While the FMP003 product was estimated to yield approximately 10 fold more soluble MSP1-42 than wild type sequence, the final product yield, at 1 mg/L, was still insufficient for advanced development where target product yields are in the range of 100 mg/L. Therefore, for the second approach, E. coli codons were harmonized to P. falciparum codons with the objective of preserving high and low usage rates in the region of the initiation complex. A hypothesis is that stabilizing the interaction of the ribosome on the initiation complex might lead to increased levels of translation, or that translation from a properly harmonized initiation complex might allow for the initiation of proper protein folding. Again, using existing codon frequency tables referred to above, we applied the same process more broadly to reveal all codons in the “initiation complex” region that were mismatched for codon usage frequency between the target gene and the expression host. Five synonymous codon replacements were made and resulted in an additional 10-15 fold increase in soluble product when compared to FMP003. The estimated product yield for FMP007 is 15 mg/L based on small-scale chromatography. The levels of final product produced are substantially above the wild type MSP1-42 and the FMP003 product (FIG. 4). Given the improvement in yield of FMP007 compared with FMP003, we decided to try a fully harmonized gene. This decision was supported by our results from the full gene harmonization for the malaria antigen, LSA-NRC, which lead to bacterial expression levels in the range of 30-50% of the total protein from a cell lysate, all of which was soluble in the host cell cytoplasm.

EXAMPLE 4

Coomassie Blue stained SDS-PAGE & Western blot Analysis of lysates from bacteria expressing FMP003, FMP007, or full gene harmonized.

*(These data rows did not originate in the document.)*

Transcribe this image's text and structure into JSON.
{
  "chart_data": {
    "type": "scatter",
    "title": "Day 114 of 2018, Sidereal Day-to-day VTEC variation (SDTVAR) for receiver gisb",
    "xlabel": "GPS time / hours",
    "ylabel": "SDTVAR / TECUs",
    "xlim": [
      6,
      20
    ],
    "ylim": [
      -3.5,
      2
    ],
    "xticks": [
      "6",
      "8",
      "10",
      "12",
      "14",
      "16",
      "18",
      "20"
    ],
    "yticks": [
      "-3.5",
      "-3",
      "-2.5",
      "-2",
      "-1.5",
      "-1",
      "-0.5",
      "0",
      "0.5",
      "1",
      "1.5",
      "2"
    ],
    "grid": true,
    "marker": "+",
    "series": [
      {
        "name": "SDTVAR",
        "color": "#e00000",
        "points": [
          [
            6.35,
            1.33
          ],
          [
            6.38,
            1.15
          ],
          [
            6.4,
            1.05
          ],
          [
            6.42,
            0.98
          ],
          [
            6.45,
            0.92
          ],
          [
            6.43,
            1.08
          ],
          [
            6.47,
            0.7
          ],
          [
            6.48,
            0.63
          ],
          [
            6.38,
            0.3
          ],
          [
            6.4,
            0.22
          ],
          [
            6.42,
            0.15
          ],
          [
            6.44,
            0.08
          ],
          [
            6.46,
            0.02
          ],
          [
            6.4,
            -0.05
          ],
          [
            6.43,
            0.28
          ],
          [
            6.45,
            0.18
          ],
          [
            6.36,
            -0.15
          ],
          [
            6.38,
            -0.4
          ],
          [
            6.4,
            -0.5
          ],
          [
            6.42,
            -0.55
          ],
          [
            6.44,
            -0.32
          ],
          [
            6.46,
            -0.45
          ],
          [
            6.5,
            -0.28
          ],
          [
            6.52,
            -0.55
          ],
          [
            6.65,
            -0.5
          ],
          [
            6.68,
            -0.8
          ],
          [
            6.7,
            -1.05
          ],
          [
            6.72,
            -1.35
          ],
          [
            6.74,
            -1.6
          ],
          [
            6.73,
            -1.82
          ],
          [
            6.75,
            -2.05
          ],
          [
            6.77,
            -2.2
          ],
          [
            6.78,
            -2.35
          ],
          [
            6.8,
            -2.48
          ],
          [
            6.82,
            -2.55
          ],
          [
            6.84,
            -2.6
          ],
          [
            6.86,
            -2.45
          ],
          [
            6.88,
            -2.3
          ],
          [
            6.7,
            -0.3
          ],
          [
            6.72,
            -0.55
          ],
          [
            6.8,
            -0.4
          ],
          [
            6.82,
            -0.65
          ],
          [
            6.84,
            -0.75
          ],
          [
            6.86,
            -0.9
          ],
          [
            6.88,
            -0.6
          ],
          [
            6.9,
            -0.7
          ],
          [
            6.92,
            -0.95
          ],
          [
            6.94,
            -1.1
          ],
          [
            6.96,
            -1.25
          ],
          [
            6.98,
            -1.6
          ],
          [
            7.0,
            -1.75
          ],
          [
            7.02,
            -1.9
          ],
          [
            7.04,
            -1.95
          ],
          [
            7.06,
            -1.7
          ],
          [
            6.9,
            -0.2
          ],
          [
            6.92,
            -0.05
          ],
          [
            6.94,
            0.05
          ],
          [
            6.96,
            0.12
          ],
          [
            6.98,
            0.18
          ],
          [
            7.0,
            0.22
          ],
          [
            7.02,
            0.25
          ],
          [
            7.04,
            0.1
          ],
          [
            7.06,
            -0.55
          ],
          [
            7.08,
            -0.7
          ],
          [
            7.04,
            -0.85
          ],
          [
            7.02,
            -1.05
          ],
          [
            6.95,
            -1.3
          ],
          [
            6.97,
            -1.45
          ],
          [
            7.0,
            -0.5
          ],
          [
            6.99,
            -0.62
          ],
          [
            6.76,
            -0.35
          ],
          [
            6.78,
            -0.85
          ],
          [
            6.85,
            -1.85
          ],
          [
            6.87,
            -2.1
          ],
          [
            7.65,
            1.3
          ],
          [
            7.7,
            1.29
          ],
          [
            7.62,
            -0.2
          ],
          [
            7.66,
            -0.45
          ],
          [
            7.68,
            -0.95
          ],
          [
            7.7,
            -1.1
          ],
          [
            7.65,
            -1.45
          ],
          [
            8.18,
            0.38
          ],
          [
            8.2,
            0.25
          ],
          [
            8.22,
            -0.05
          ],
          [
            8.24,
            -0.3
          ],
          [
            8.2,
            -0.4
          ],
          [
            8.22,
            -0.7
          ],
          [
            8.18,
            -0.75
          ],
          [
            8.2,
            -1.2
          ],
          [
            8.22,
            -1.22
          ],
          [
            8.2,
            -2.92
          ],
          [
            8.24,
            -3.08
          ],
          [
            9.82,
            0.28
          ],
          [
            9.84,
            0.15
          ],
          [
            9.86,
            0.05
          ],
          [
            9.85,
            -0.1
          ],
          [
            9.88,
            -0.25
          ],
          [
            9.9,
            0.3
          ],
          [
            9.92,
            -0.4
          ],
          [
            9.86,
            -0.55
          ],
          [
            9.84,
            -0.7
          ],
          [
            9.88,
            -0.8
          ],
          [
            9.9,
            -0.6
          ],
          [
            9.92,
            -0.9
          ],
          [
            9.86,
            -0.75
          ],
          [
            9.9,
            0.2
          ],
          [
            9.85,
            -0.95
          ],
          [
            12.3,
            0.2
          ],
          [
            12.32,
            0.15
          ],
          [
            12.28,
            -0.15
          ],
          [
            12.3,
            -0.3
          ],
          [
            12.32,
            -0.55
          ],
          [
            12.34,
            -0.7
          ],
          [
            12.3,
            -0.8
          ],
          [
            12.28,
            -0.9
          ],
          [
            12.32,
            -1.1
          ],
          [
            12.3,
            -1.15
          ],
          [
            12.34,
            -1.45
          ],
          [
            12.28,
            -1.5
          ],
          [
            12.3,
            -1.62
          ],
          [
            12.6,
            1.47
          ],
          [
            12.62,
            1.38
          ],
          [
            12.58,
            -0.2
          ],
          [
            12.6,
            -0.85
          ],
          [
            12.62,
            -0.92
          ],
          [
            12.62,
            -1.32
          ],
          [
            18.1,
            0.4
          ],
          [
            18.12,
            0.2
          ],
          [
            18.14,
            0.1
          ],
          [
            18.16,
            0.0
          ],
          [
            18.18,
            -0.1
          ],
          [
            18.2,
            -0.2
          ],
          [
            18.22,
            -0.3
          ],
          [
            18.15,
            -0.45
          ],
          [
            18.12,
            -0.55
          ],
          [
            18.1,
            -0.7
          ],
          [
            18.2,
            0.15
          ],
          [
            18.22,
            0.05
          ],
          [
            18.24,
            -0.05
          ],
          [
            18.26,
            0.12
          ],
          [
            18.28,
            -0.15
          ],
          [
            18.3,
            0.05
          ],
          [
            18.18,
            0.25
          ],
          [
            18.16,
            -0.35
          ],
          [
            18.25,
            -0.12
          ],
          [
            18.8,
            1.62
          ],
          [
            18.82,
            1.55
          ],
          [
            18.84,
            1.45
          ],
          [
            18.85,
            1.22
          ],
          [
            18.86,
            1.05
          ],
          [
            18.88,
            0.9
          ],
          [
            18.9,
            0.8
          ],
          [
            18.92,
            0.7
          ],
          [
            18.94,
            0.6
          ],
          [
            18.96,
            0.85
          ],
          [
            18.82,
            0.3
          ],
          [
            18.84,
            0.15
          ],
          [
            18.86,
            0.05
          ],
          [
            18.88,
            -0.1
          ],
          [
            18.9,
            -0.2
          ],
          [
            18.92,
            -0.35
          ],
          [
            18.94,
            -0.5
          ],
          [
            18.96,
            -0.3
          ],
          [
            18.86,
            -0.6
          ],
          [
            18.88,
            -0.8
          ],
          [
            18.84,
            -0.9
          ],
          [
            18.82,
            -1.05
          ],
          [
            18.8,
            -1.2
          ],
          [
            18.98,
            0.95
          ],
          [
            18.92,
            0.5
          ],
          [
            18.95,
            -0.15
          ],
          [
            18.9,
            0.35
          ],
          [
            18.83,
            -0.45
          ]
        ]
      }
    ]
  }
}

For the final approach, E. coli codons were harmonized to P. falciparum codons with the objective of preserving all high and low codon usage rates throughout the gene sequence. This effort resulted in additional 10-fold increase in the yield of protein from the fully harmonized gene over that of FMP007 (FIG. 5A) and at least half of the protein was soluble in the host cell cytoplasm (FIG. 5B).